The disease must be distinguished from hemorrhagic eruptions in infectious diseases (measles, influenza, etc.), liver diseases, diabetes, hypertension, C and PP avitaminosis, and other forms of vasculitis (hemorrhagic leukoplastic microbiota, allergic arteriolitis, Verlhof disease, etc.) ), multiforme exudative erythema.

trusted-source[17], [18], [19], [20], [21], [22]

Treatment of the skin vasculitis

Bed rest and diet are needed.

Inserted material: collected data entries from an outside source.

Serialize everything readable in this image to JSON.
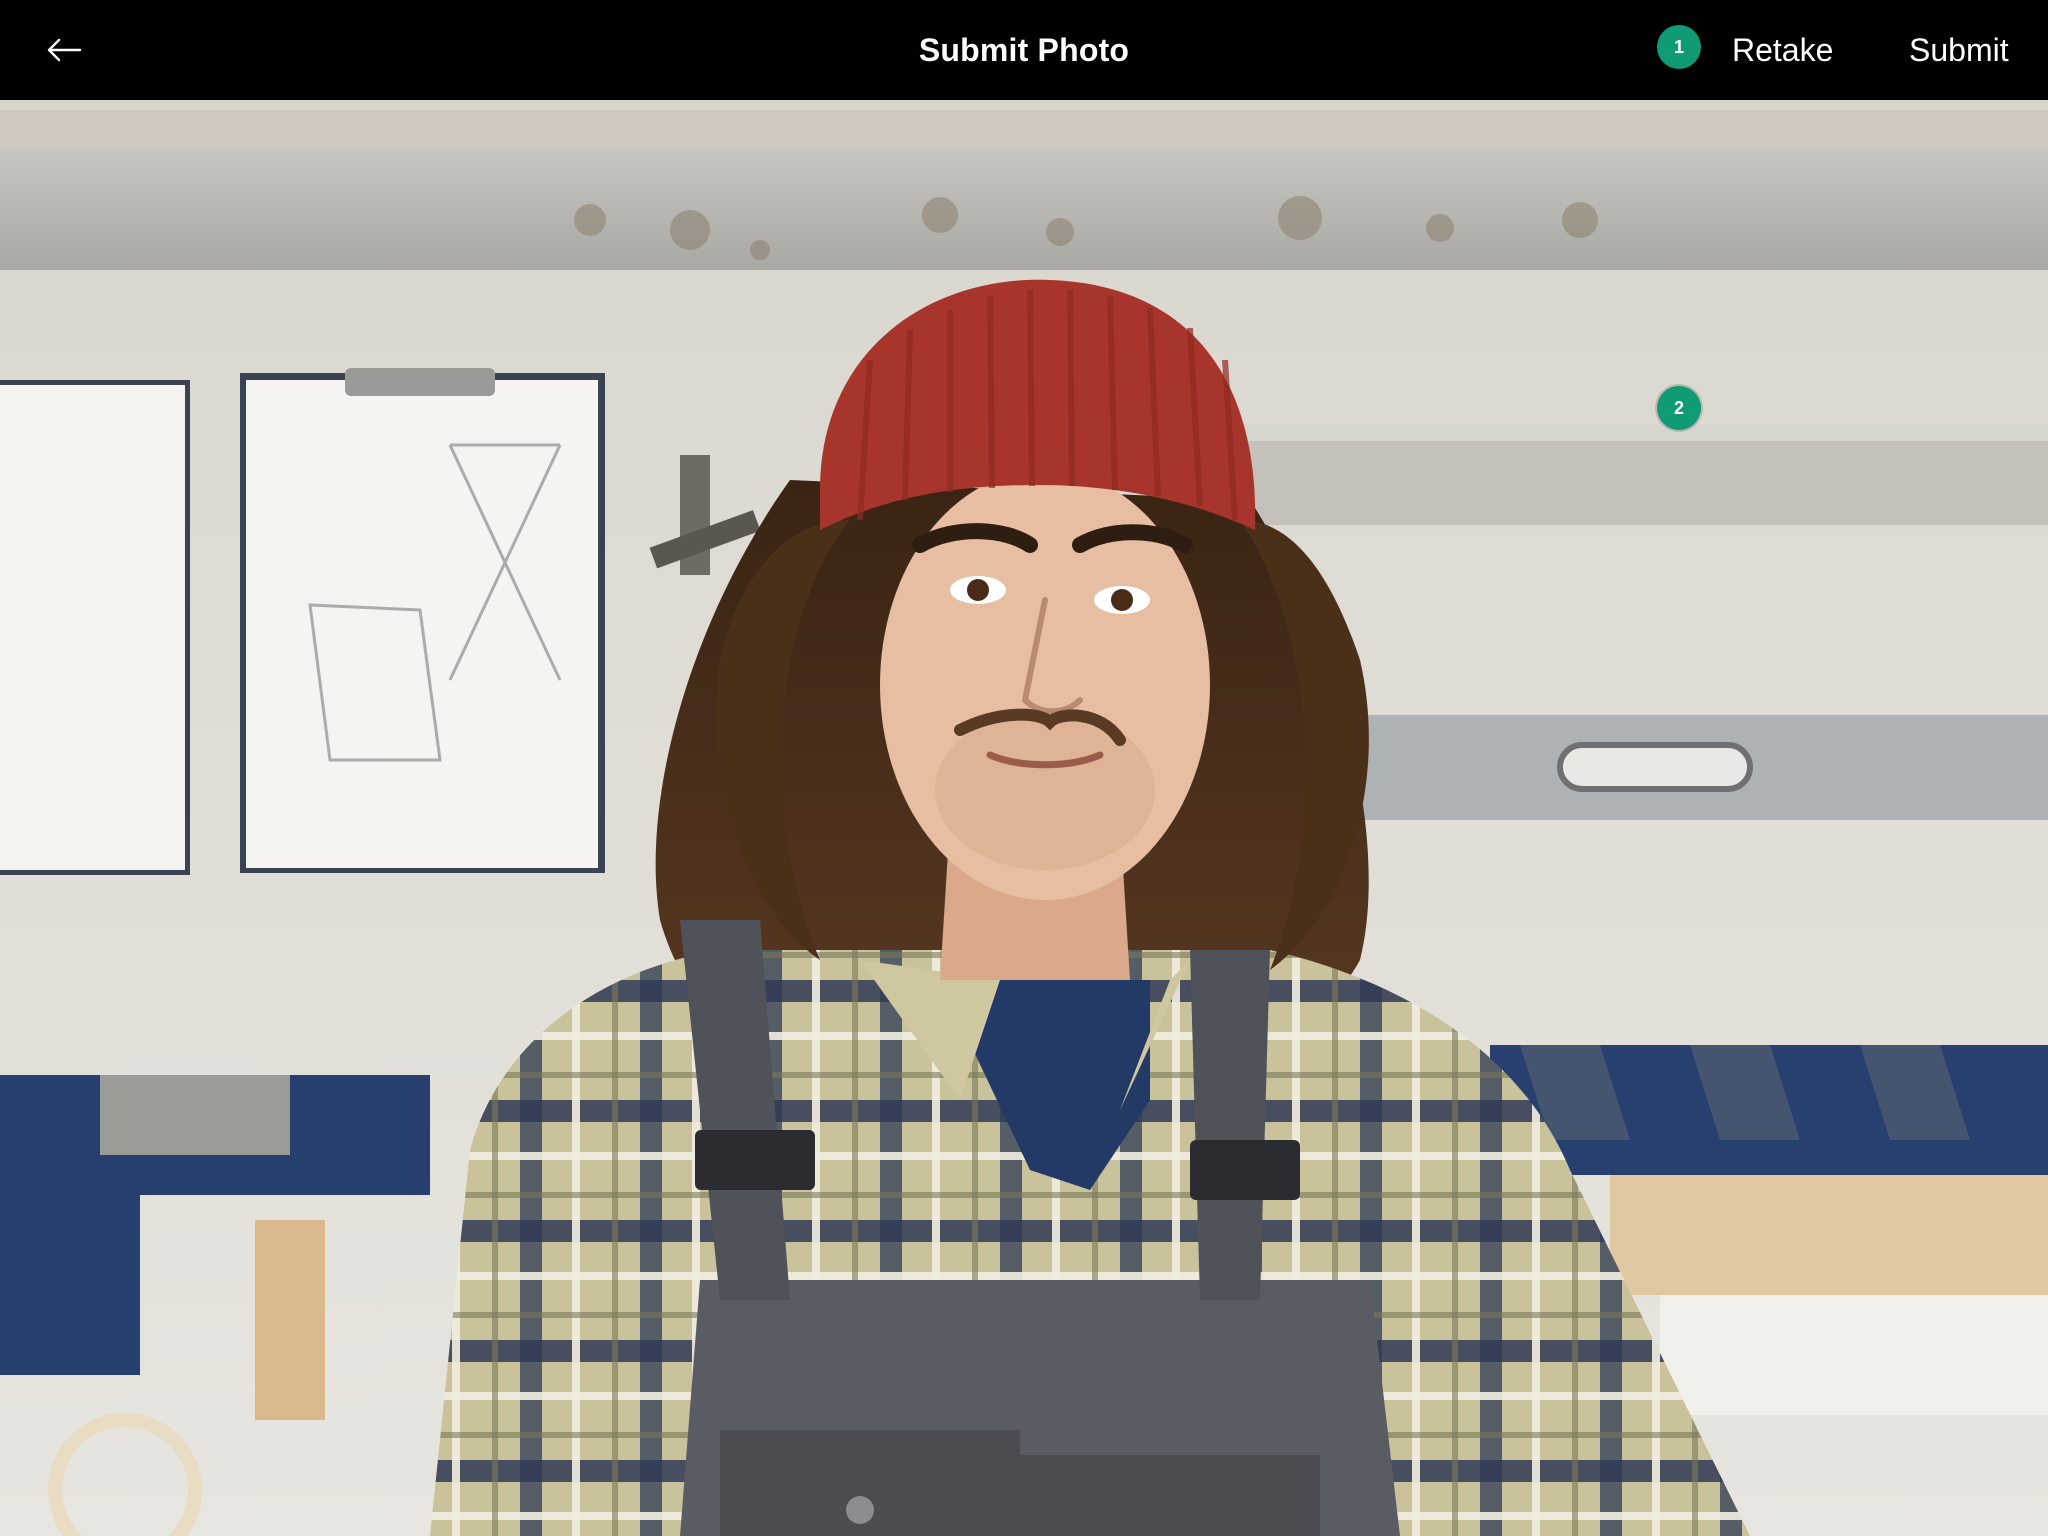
{
  "header": {
    "title": "Submit Photo",
    "back_icon": "arrow-left-icon",
    "retake_label": "Retake",
    "submit_label": "Submit"
  },
  "badges": [
    {
      "label": "1"
    },
    {
      "label": "2"
    }
  ],
  "colors": {
    "header_bg": "#000000",
    "badge_green": "#0f9b73",
    "beanie_red": "#a8352b"
  },
  "photo": {
    "subject": "portrait-photo"
  }
}
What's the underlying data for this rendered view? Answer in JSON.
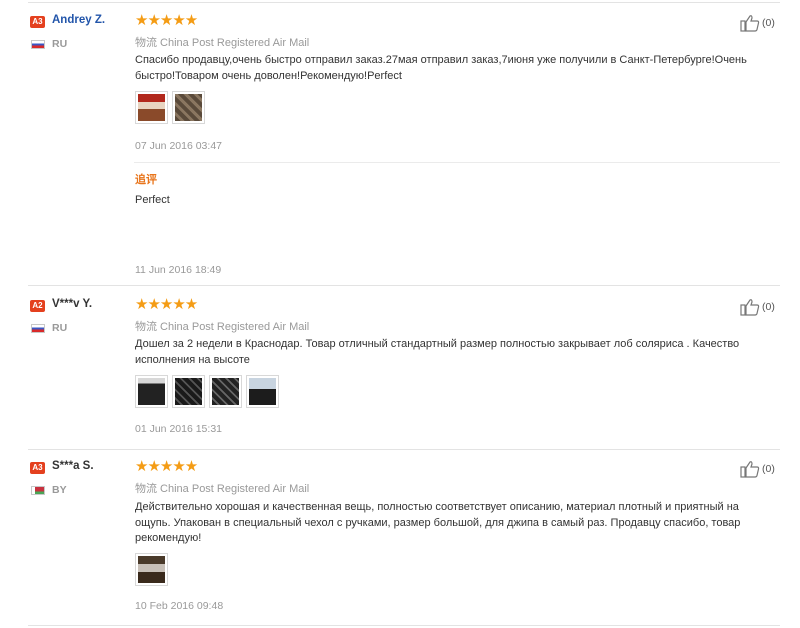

In the presence of an infectious agent, antibiotics are prescribed. Recommended antihistamine, hyposensitizing, restorative vascular wall (ascorutin, nicotinic acid) drugs. In the presence of anemia - blood transfusion. In severe cases, small or medium doses of glucocorticosteroids are administered internally. Antimalarial and non-steroidal anti-inflammatory drugs may be effective.

Of immunocorrecting drugs, proteflasite is prescribed (15-20 drops 2 times a day), which increases the nonspecific resistance of the body and the production of endogenous interferon.

External treatment depends on the stage of the skin-pathological process. With erosive and ulcerative lesions, disinfectant solutions are prescribed in the form of lotions, moistening damp dressings; enzymatic preparations (trypsin, chemotripsin) to remove necrotic tissues. After cleansing ulcers, epithelial agents are applied, corticosteroids. A good effect is provided by a helium-neon laser.